Social protection is crucial to address child labour
Social protection programmes directly addressing poverty are critical to offset the worst impacts of the COVID-19 crisis on child labour. At the time of writing, 133 countries were actively working on social protection responses, including non-contributory cash transfers. Generally, social protection programmes help lower child labour outside the household and help households offset economic shocks. In Colombia, cash transfers helped offset increases in child labour due to absence of the father. In Zambia, cash transfers helped households cushion the effect of weather shocks.

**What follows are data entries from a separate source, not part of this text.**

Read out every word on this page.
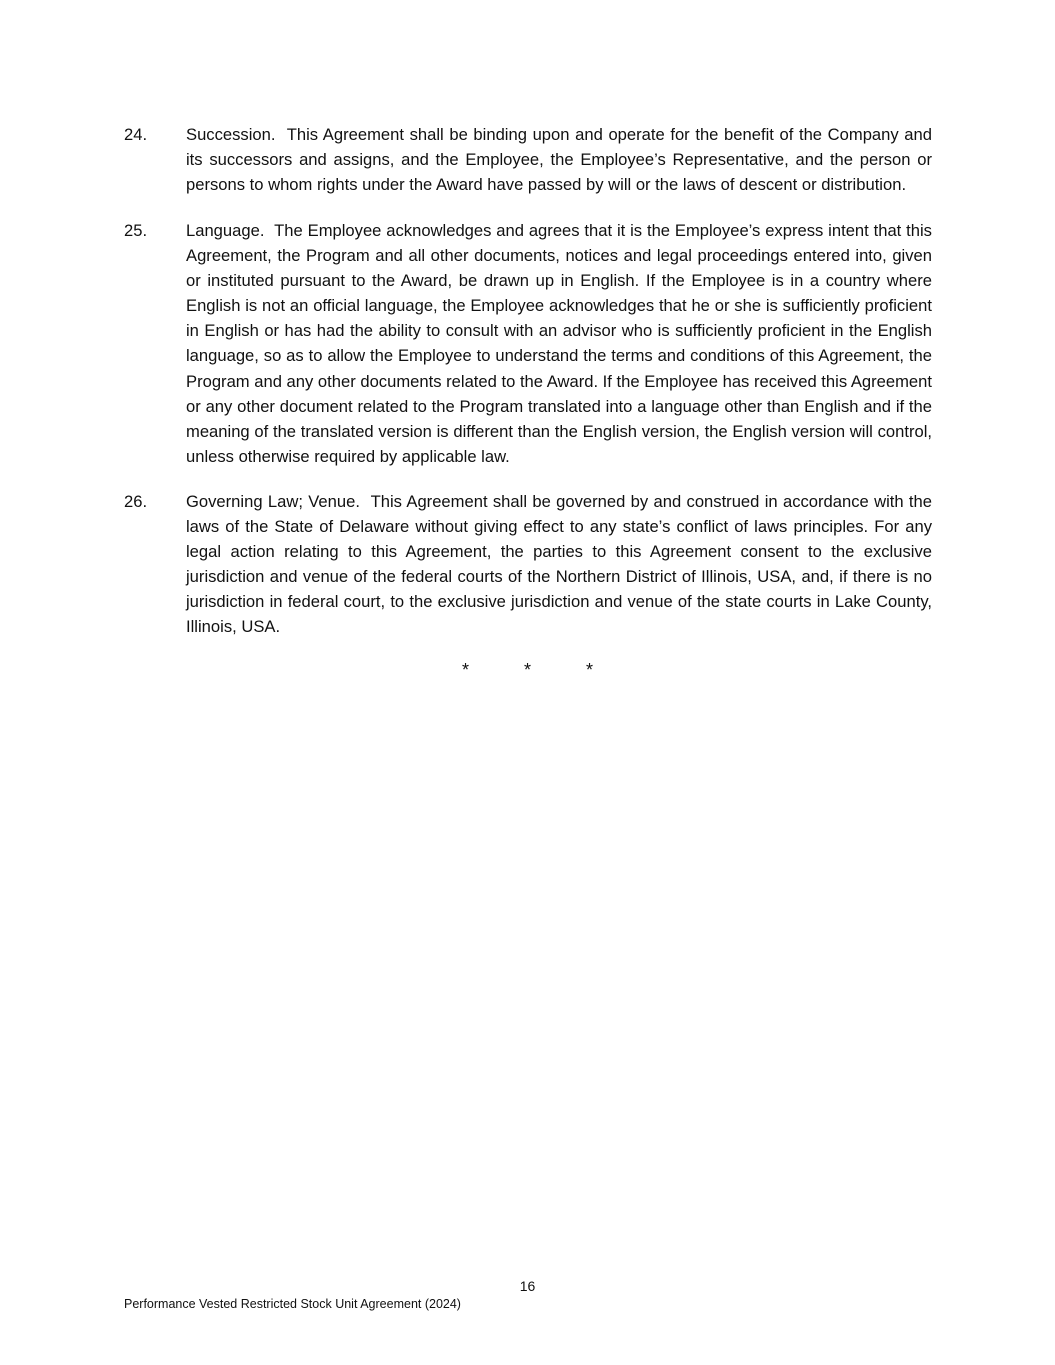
24. Succession. This Agreement shall be binding upon and operate for the benefit of the Company and its successors and assigns, and the Employee, the Employee’s Representative, and the person or persons to whom rights under the Award have passed by will or the laws of descent or distribution.
25. Language. The Employee acknowledges and agrees that it is the Employee’s express intent that this Agreement, the Program and all other documents, notices and legal proceedings entered into, given or instituted pursuant to the Award, be drawn up in English. If the Employee is in a country where English is not an official language, the Employee acknowledges that he or she is sufficiently proficient in English or has had the ability to consult with an advisor who is sufficiently proficient in the English language, so as to allow the Employee to understand the terms and conditions of this Agreement, the Program and any other documents related to the Award. If the Employee has received this Agreement or any other document related to the Program translated into a language other than English and if the meaning of the translated version is different than the English version, the English version will control, unless otherwise required by applicable law.
26. Governing Law; Venue. This Agreement shall be governed by and construed in accordance with the laws of the State of Delaware without giving effect to any state’s conflict of laws principles. For any legal action relating to this Agreement, the parties to this Agreement consent to the exclusive jurisdiction and venue of the federal courts of the Northern District of Illinois, USA, and, if there is no jurisdiction in federal court, to the exclusive jurisdiction and venue of the state courts in Lake County, Illinois, USA.
*	*	*
16
Performance Vested Restricted Stock Unit Agreement (2024)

It seems inevitable that, in the medium term, most countries will experience serious fiscal crises. These crises will likely be especially severe in poor countries with a revenue basis depending disproportionately on international trade, foreign direct investment or foreign aid. We expect fiscal crises to further affect child labour through declining social protection.

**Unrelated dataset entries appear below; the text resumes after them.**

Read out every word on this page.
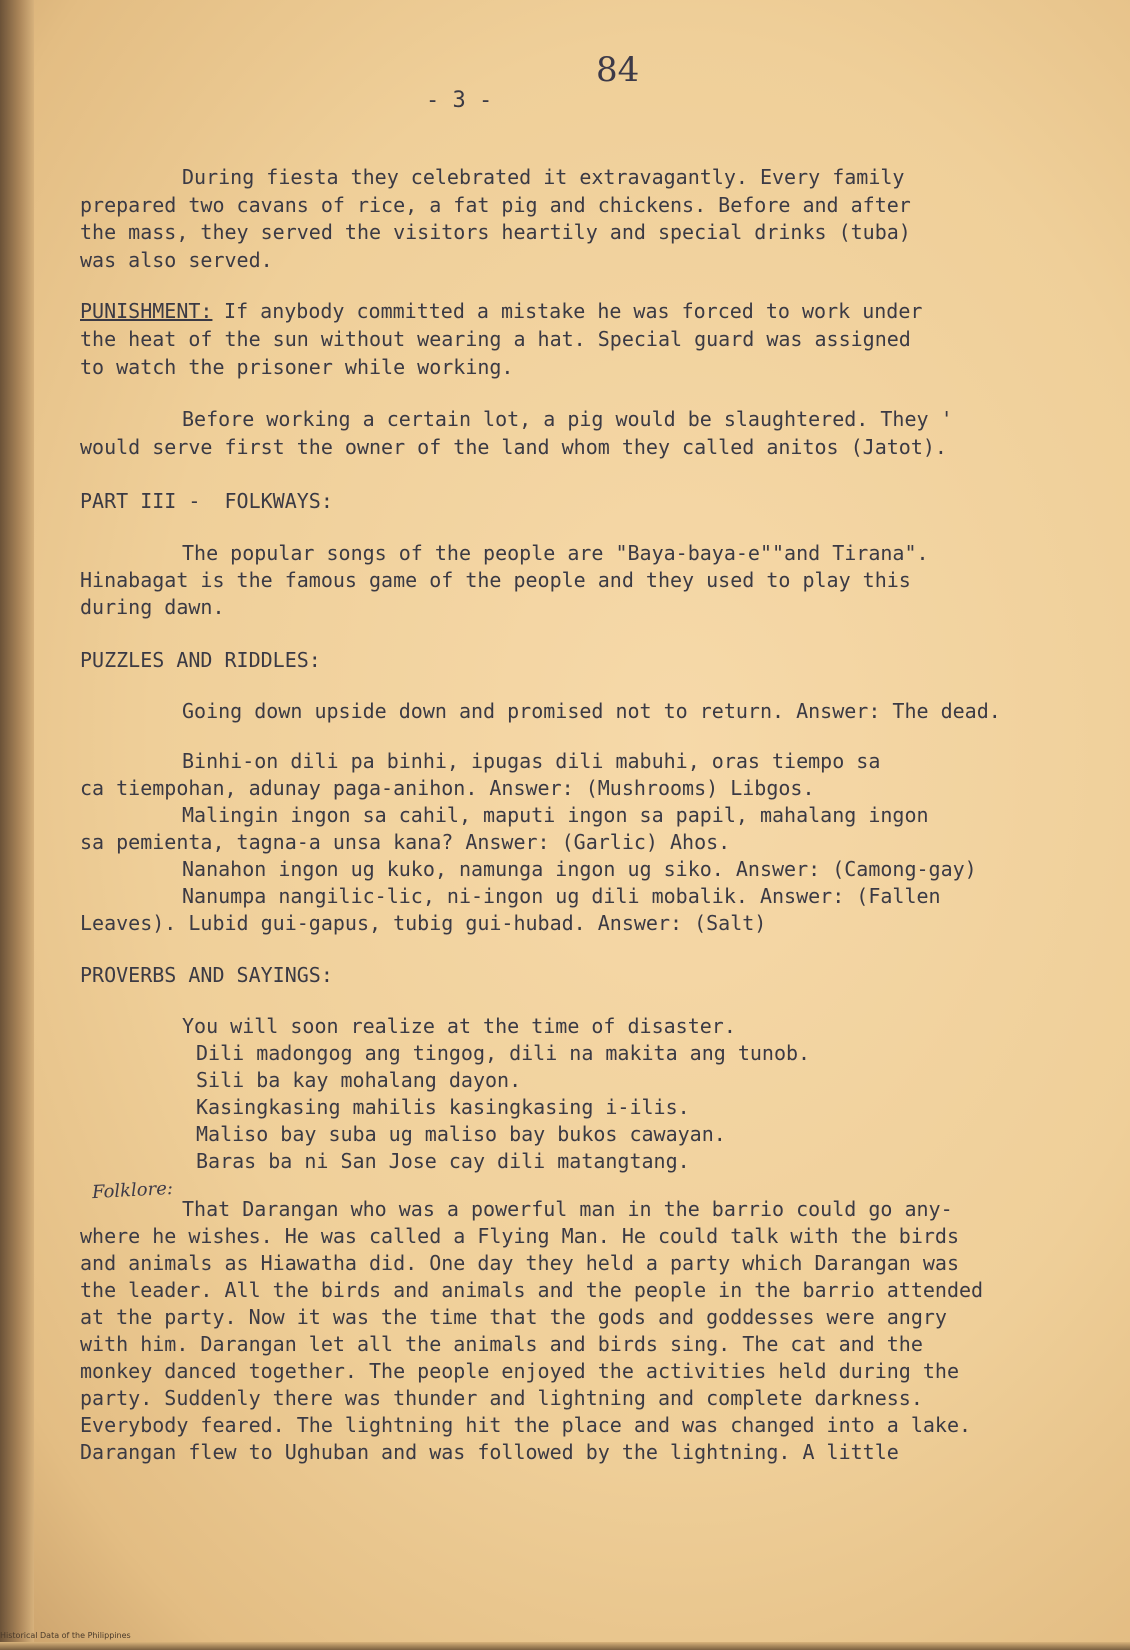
84
- 3 -
During fiesta they celebrated it extravagantly. Every family
prepared two cavans of rice, a fat pig and chickens. Before and after
the mass, they served the visitors heartily and special drinks (tuba)
was also served.
PUNISHMENT: If anybody committed a mistake he was forced to work under
the heat of the sun without wearing a hat. Special guard was assigned
to watch the prisoner while working.
Before working a certain lot, a pig would be slaughtered. They '
would serve first the owner of the land whom they called anitos (Jatot).
PART III -  FOLKWAYS:
The popular songs of the people are "Baya-baya-e""and Tirana".
Hinabagat is the famous game of the people and they used to play this
during dawn.
PUZZLES AND RIDDLES:
Going down upside down and promised not to return. Answer: The dead.
Binhi-on dili pa binhi, ipugas dili mabuhi, oras tiempo sa
ca tiempohan, adunay paga-anihon. Answer: (Mushrooms) Libgos.
Malingin ingon sa cahil, maputi ingon sa papil, mahalang ingon
sa pemienta, tagna-a unsa kana? Answer: (Garlic) Ahos.
Nanahon ingon ug kuko, namunga ingon ug siko. Answer: (Camong-gay)
Nanumpa nangilic-lic, ni-ingon ug dili mobalik. Answer: (Fallen
Leaves). Lubid gui-gapus, tubig gui-hubad. Answer: (Salt)
PROVERBS AND SAYINGS:
You will soon realize at the time of disaster.
Dili madongog ang tingog, dili na makita ang tunob.
Sili ba kay mohalang dayon.
Kasingkasing mahilis kasingkasing i-ilis.
Maliso bay suba ug maliso bay bukos cawayan.
Baras ba ni San Jose cay dili matangtang.
Folklore:
That Darangan who was a powerful man in the barrio could go any-
where he wishes. He was called a Flying Man. He could talk with the birds
and animals as Hiawatha did. One day they held a party which Darangan was
the leader. All the birds and animals and the people in the barrio attended
at the party. Now it was the time that the gods and goddesses were angry
with him. Darangan let all the animals and birds sing. The cat and the
monkey danced together. The people enjoyed the activities held during the
party. Suddenly there was thunder and lightning and complete darkness.
Everybody feared. The lightning hit the place and was changed into a lake.
Darangan flew to Ughuban and was followed by the lightning. A little
Historical Data of the Philippines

Likewise, funding for other publicly provided goods—like health, education, and active labour market policies, and enforcement of labour market regulations—is likely to decline post-COVID-19. Each of these could have implications for child labour. Reductions in school fees, for example, have played a role in encouraging schooling, and there is evidence from India that the impact of negative economic shocks on child labour was muted in areas where schooling was more affordable. We also have evidence from Mexico and Senegal that child labour declines when school quality improves. If school fees increase or school quality deteriorates post-COVID-19, a further increase in child labour seems likely.
Moving forward
Affordable, gender-sensitive policy responses should be designed to help keep children in school and reduce reliance on child labour. Policy responses that risk exacerbating the looming increase in child labour, such as public works programmes, should be considered carefully. Particular attention should be paid to the period shortly after lockdowns when schools reopen. This will be a critical window to prevent children entering paid work and community-level action is needed to ensure that every child returns to school. Children from disadvantaged backgrounds and those who lose a parent deserve special consideration and support.
Jacobus de Hoop is manager of humanitarian policy research at UNICEF Innocenti. Eric Edmonds is Professor of Economics at Dartmouth College. His research aims to improve policy directed at child labour, forced labour, and human trafficking.